I am trying to do the above starting with llama2-7b but have been running into ugly looking errors, which I have not been able to resolve by searching. There are probably too many areas where I am filling in the blanks (aka guessing) to hit on the solution by chance, so hence the post.
import os
import torch
from datasets import Dataset
from awq import AutoAWQForCausalLM
from transformers import (
AutoModelForCausalLM,
AutoTokenizer,
AwqConfig,
BitsAndBytesConfig,
TrainingArguments,
pipeline,
logging,
)
from peft import LoraConfig, PeftModel
from trl import SFTTrainer
# Model from Hugging Face hub
base_model = "NousResearch/Llama-2-7b-chat-hf"
dataset = Dataset.from_dict({
"label": [ <list> ],
"text": [ <list> ]
});
# compute_dtype = getattr(torch, "float16")
# quant_config = BitsAndBytesConfig(
# load_in_4bit=True,
# bnb_4bit_quant_type="nf4",
# bnb_4bit_compute_dtype=compute_dtype,
# bnb_4bit_use_double_quant=False,
# )
model = AutoModelForCausalLM.from_pretrained(
base_model,
# quantization_config=quant_config,
device_map={"": 0}
)
model.config.use_cache = False
model.config.pretraining_tp = 1
tokenizer = AutoTokenizer.from_pretrained(base_model, trust_remote_code=True)
tokenizer.pad_token = tokenizer.eos_token
tokenizer.padding_side = "right"
peft_params = LoraConfig(
lora_alpha=16,
lora_dropout=0.1,
r=64,
bias="none",
task_type="CAUSAL_LM",
)
training_params = TrainingArguments(
output_dir="./results",
num_train_epochs=1,
per_device_train_batch_size=4,
gradient_accumulation_steps=1,
optim="paged_adamw_32bit",
save_steps=25,
logging_steps=25,
learning_rate=2e-4,
weight_decay=0.001,
fp16=False,
bf16=False,
max_grad_norm=0.3,
max_steps=-1,
warmup_ratio=0.03,
group_by_length=True,
lr_scheduler_type="constant",
report_to="tensorboard"
)
trainer = SFTTrainer(
model=model,
train_dataset=dataset,
peft_config=peft_params,
dataset_text_field="text",
max_seq_length=None,
tokenizer=tokenizer,
args=training_params,
packing=False,
)
trainer.model.save_pretrained('lora')
trainer.tokenizer.save_pretrained('tokenizer')
peft_model = PeftModel.from_pretrained(
model,
'lora'
)
peft_model.merge_and_unload()
peft_model.save_pretrained('merged_model')
model = AutoAWQForCausalLM.from_pretrained( 'merged_model', device_map='auto' )
quant_name = 'merged-model-AWQ'
quant_config = {
"zero_point": True,
"q_group_size": 128,
"w_bit": 4
}
model.quantize( tokenizer, quant_config = quant_config )
model.save_quantized( quant_name, safe_tensors=True )
tokenizer.save_pretrained( quant_name )
(disclaimer - I adapted the above slightly to make it easier to present and didn’t test the adapted version, so there may be typos).
I confess I obtained params from examples and have not exhaustively been through them - so that could be an issue.

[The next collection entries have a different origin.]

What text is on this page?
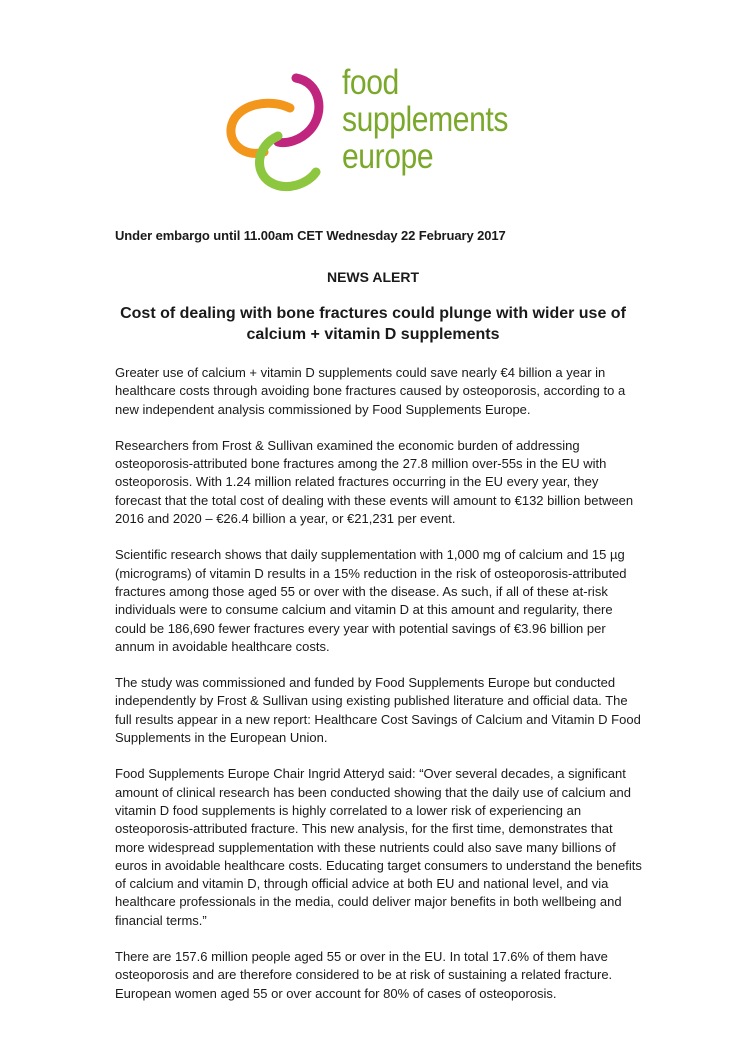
food
supplements
europe
Under embargo until 11.00am CET Wednesday 22 February 2017
NEWS ALERT
Cost of dealing with bone fractures could plunge with wider use of calcium + vitamin D supplements

Greater use of calcium + vitamin D supplements could save nearly €4 billion a year in healthcare costs through avoiding bone fractures caused by osteoporosis, according to a new independent analysis commissioned by Food Supplements Europe.

Researchers from Frost & Sullivan examined the economic burden of addressing osteoporosis-attributed bone fractures among the 27.8 million over-55s in the EU with osteoporosis. With 1.24 million related fractures occurring in the EU every year, they forecast that the total cost of dealing with these events will amount to €132 billion between 2016 and 2020 – €26.4 billion a year, or €21,231 per event.

Scientific research shows that daily supplementation with 1,000 mg of calcium and 15 µg (micrograms) of vitamin D results in a 15% reduction in the risk of osteoporosis-attributed fractures among those aged 55 or over with the disease. As such, if all of these at-risk individuals were to consume calcium and vitamin D at this amount and regularity, there could be 186,690 fewer fractures every year with potential savings of €3.96 billion per annum in avoidable healthcare costs.

The study was commissioned and funded by Food Supplements Europe but conducted independently by Frost & Sullivan using existing published literature and official data. The full results appear in a new report: Healthcare Cost Savings of Calcium and Vitamin D Food Supplements in the European Union.

Food Supplements Europe Chair Ingrid Atteryd said: “Over several decades, a significant amount of clinical research has been conducted showing that the daily use of calcium and vitamin D food supplements is highly correlated to a lower risk of experiencing an osteoporosis-attributed fracture. This new analysis, for the first time, demonstrates that more widespread supplementation with these nutrients could also save many billions of euros in avoidable healthcare costs. Educating target consumers to understand the benefits of calcium and vitamin D, through official advice at both EU and national level, and via healthcare professionals in the media, could deliver major benefits in both wellbeing and financial terms.”

There are 157.6 million people aged 55 or over in the EU. In total 17.6% of them have osteoporosis and are therefore considered to be at risk of sustaining a related fracture. European women aged 55 or over account for 80% of cases of osteoporosis.
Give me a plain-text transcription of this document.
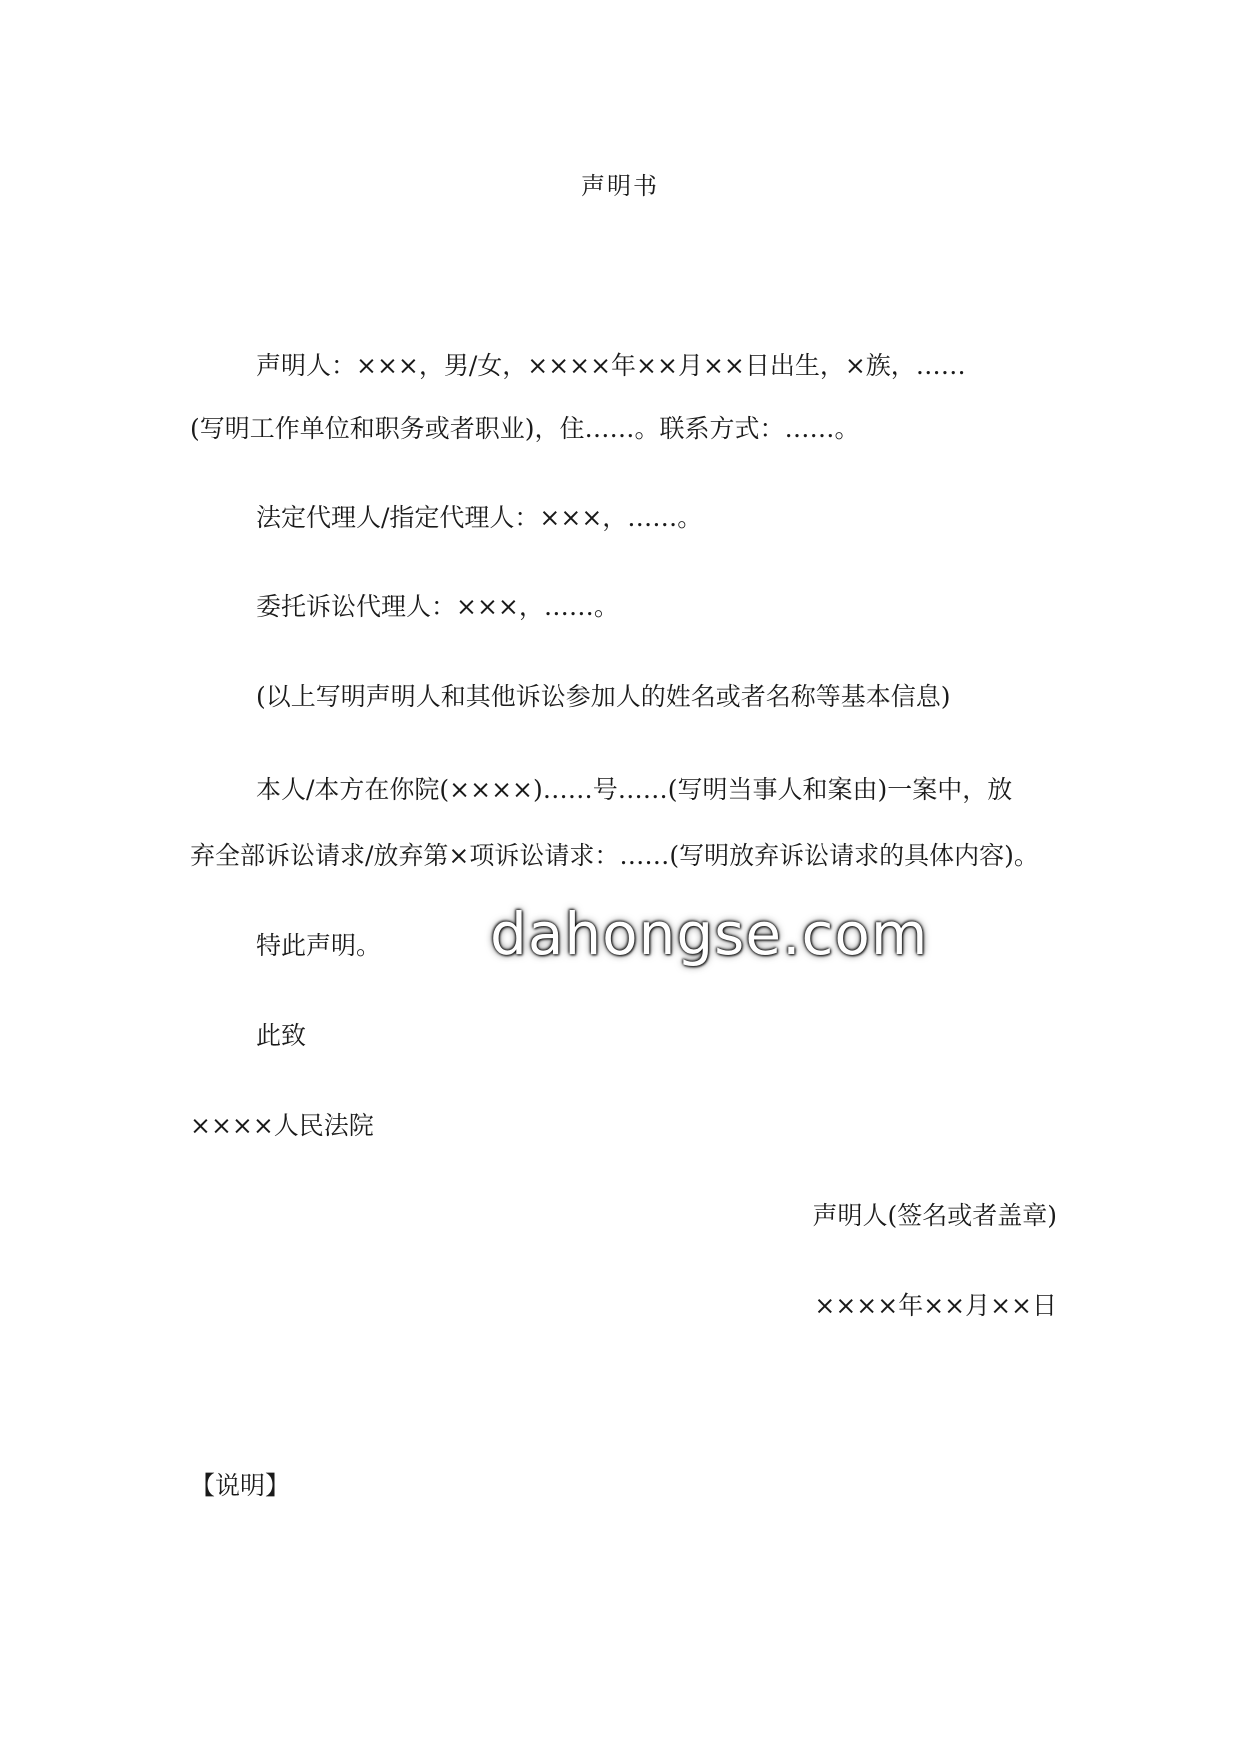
声明书
声明人：×××，男/女，××××年××月××日出生，×族，……
(写明工作单位和职务或者职业)，住……。联系方式：……。
法定代理人/指定代理人：×××，……。
委托诉讼代理人：×××，……。
(以上写明声明人和其他诉讼参加人的姓名或者名称等基本信息)
本人/本方在你院(××××)……号……(写明当事人和案由)一案中，放
弃全部诉讼请求/放弃第×项诉讼请求：……(写明放弃诉讼请求的具体内容)。
特此声明。
此致
××××人民法院
声明人(签名或者盖章)
××××年××月××日
【说明】
dahongse.com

However, right now the objective is simply to get through the process without it ending in a horrible error - so I suspect its something more basic that’s likely the problem.
Re. quantization_config
- I’ve shown this commented as I’ve tried it both with and without. I am not sure if loading in the model 4 bit would result in a quantized output when saved (or perhaps it just affects precision?). Not really sure about this part, but it doesn’t seem to make any difference to the result either way.
So the adapter seems to save successfully in the lora
directory. However merged_model
seems to look like the lora
adapter directory, except it has an apparently empty adapter_model.safetensors
. The program falls over saying
SError: merged_model does not appear to have a file named config.json
It doesn’t look like the merge worked, so I am guessing this is the problem I need to resolve.
I did try copying in the config.json
from the original model - which was suggested somewhere. Then I get down to:
safetensors_rust.SafetensorError: Error while deserializing header: InvalidHeaderDeserialization
but I am guessing this is all a bit pointless anyway since merged_model
is empty. I ran into a comment which suggested that merge_and_unload()
does not work with safetensors
and so the finetuned model should be saved in .bin
format - however, I am not sure how to get it to output this format.
Lost in many areas! Any help would be appreciated.